Rovigo. Sarà una retrospettiva forte di circa 130 fotografie selezionate dagli archivi dell’agenzia Magnum Photos: una combinazione di scatti emblematici dell’opera di Capa e immagini apparse più raramente, che verranno sviluppate appositamente per l’esposizione dal titolo: “Semplicemente Robert Capa”. La mostra ospitata a Palazzo Roverella, sino al 29 gennaio prossimo, a cura di Gabriel Bauret, è il nuovo appuntamento con la fotografia internazionale proposto dalla Fondazione Cassa di Risparmio di Padova e Rovigo, ancora una volta affiancata dal Comune di Rovigo e dall’Accademia dei Concordi.
Ed è proprio nell’avverbio “semplicemente” che sta il segreto di questa monografica che segue per qualità ed originalità quella recente di Robert Doisneau, offrendo uno sguardo sulle principali tappe della produzione del fotografo e non mancando di accordare lo spazio che meritano alcune icone che hanno incarnato la storia della fotografia del ‘900.
“Semplicemente” perché questa mostra non intende essere esaustiva: la selezione delle immagini già preclude l’eventuale intenzione di una nuova analisi storica.
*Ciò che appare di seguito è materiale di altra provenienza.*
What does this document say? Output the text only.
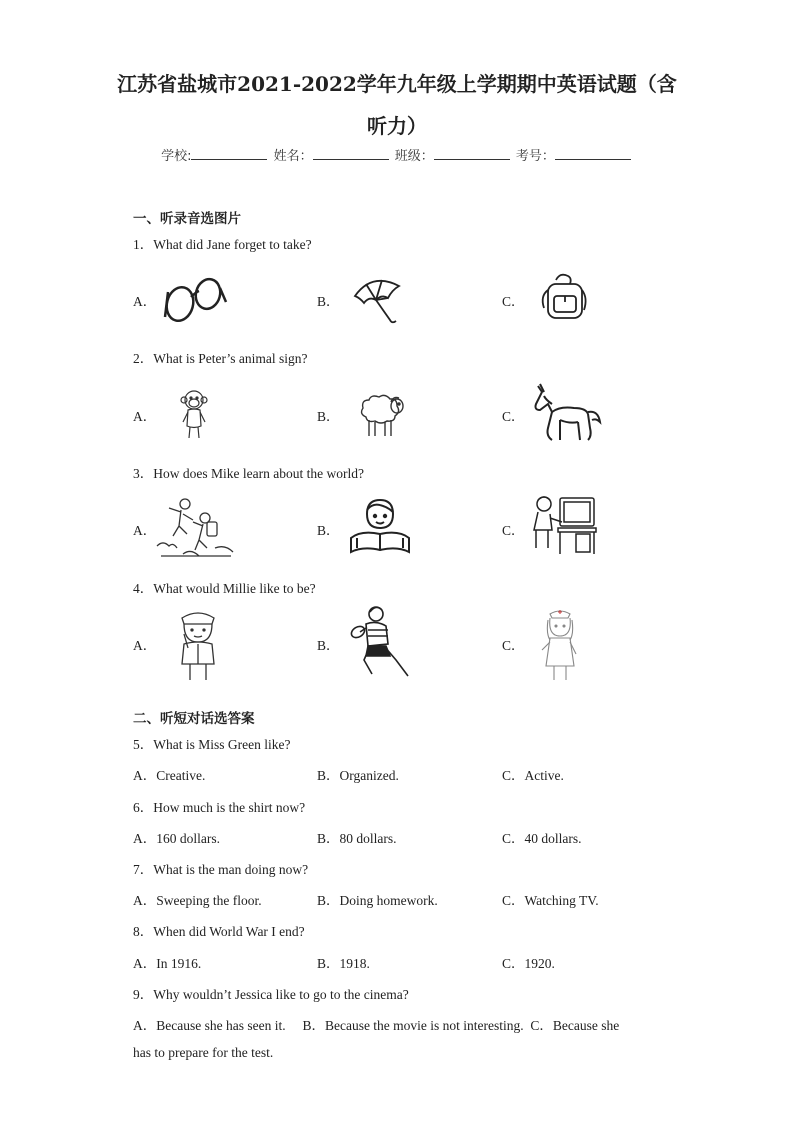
江苏省盐城市2021-2022学年九年级上学期期中英语试题（含
听力）
学校:	姓名：	班级：	考号：
一、听录音选图片
1．What did Jane forget to take?
A．	B．	C．
2．What is Peter’s animal sign?
A．	B．	C．
3．How does Mike learn about the world?
A．	B．	C．
4．What would Millie like to be?
A．	B．	C．
二、听短对话选答案
5．What is Miss Green like?
A．Creative.	B．Organized.	C．Active.
6．How much is the shirt now?
A．160 dollars.	B．80 dollars.	C．40 dollars.
7．What is the man doing now?
A．Sweeping the floor.	B．Doing homework.	C．Watching TV.
8．When did World War I end?
A．In 1916.	B．1918.	C．1920.
9．Why wouldn’t Jessica like to go to the cinema?
A．Because she has seen it.     B．Because the movie is not interesting.  C．Because she
has to prepare for the test.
La sua ambizione è soprattutto quella di lasciar intuire attraverso le immagini proposte alcune sfaccettature di un personaggio passionale e in fin dei conti inafferrabile, sicuro di sé, insaziabile ma forse mai del tutto soddisfatto, che non esita a rischiare la vita per i suoi reportage, come per riecheggiare i rischi corsi giocando a poker. Difatti, Capa ha sempre manifestato un temperamento da giocatore d’azzardo. La mostra racconterà: il ruolo di Capa come testimone storico, indissociabile dall’impegno per una causa che in parte trova le sue motivazioni nelle origini del fotografo.
Il personaggio Capa e la biografia che si delinea dietro o tra le fotografie. «Per me, Capa indossava l’abito di luce di un grande torero, ma non uccideva; da bravo giocatore, combatteva generosamente per se stesso e per gli altri in un turbine. La sorte ha voluto che fosse colpito all’apice della sua gloria”, ebbe a scrivere di lui Henry Cartier-Bresson.
L’esposizione non si limiterà alle rappresentazioni della guerra che hanno forgiato la leggenda di Capa. Nei reportage del fotografo, come in tutta la sua opera, esistono quelli che Raymond Depardon chiama “tempi deboli”: contrapposti ai tempi forti che caratterizzano le azioni; i tempi deboli sono momenti concentrati sugli esseri umani, la loro natura e la loro personalità.
Le caratteristiche formali ed estetiche delle immagini di Capa affrontate più
raramente ma che contribuiscono alla qualità e all’impatto delle sue fotografie: inquadratura, composizione, espressione del movimento, distanza dal soggetto. E tra un’immagine e l’altra si profila anche l’identità di Capa, proprio come è tra una nota e l’altra ascoltando la musica.
La gran parte delle fotografie scelte è in bianco e nero, ma forse non tutti sanno che di alcune immagini esistono anche copie a colori, specialmente di quelle dell’ultimo reportage in Indocina.
Il pubblico potrà anche ammirare le riproduzioni di provini e pagine dei quaderni di Robert Capa (provenienza: Bibliothèque Nationale de France e agenzia Magnum), le pubblicazioni dei suoi reportage sulla stampa francese e americana (riproduzioni delle foto a doppia pagina), gli estratti di suoi testi sulla fotografia, che tra gli altri toccano argomenti come la sfocatura, la distanza, il mestiere, l’impegno politico, la guerra.
Inoltre, saranno disponibili gli estratti di un film di Patrick Jeudy su Robert Capa in cui John G. Morris commenta con emozione documenti che mostrano Capa in azione sul campo. Infine, vi saranno le comparazioni con le fotografie di Henri Cartier-Bresson di soggetto simile.
Robert Capa nasce nel 1913 a Budapest; in gioventù si trasferisce a Berlino, dove inizia la sua grande carriera di fotoreporter che lo porterà a viaggiare in tutto il mondo. Nel 1947 fonda con Henri Cartier-Bresson e David Seymour la celebre agenzia Magnum Photos. Muore in Indocina nel 1954, ferito da una mina antiuomo mentre documenta la guerra al fronte.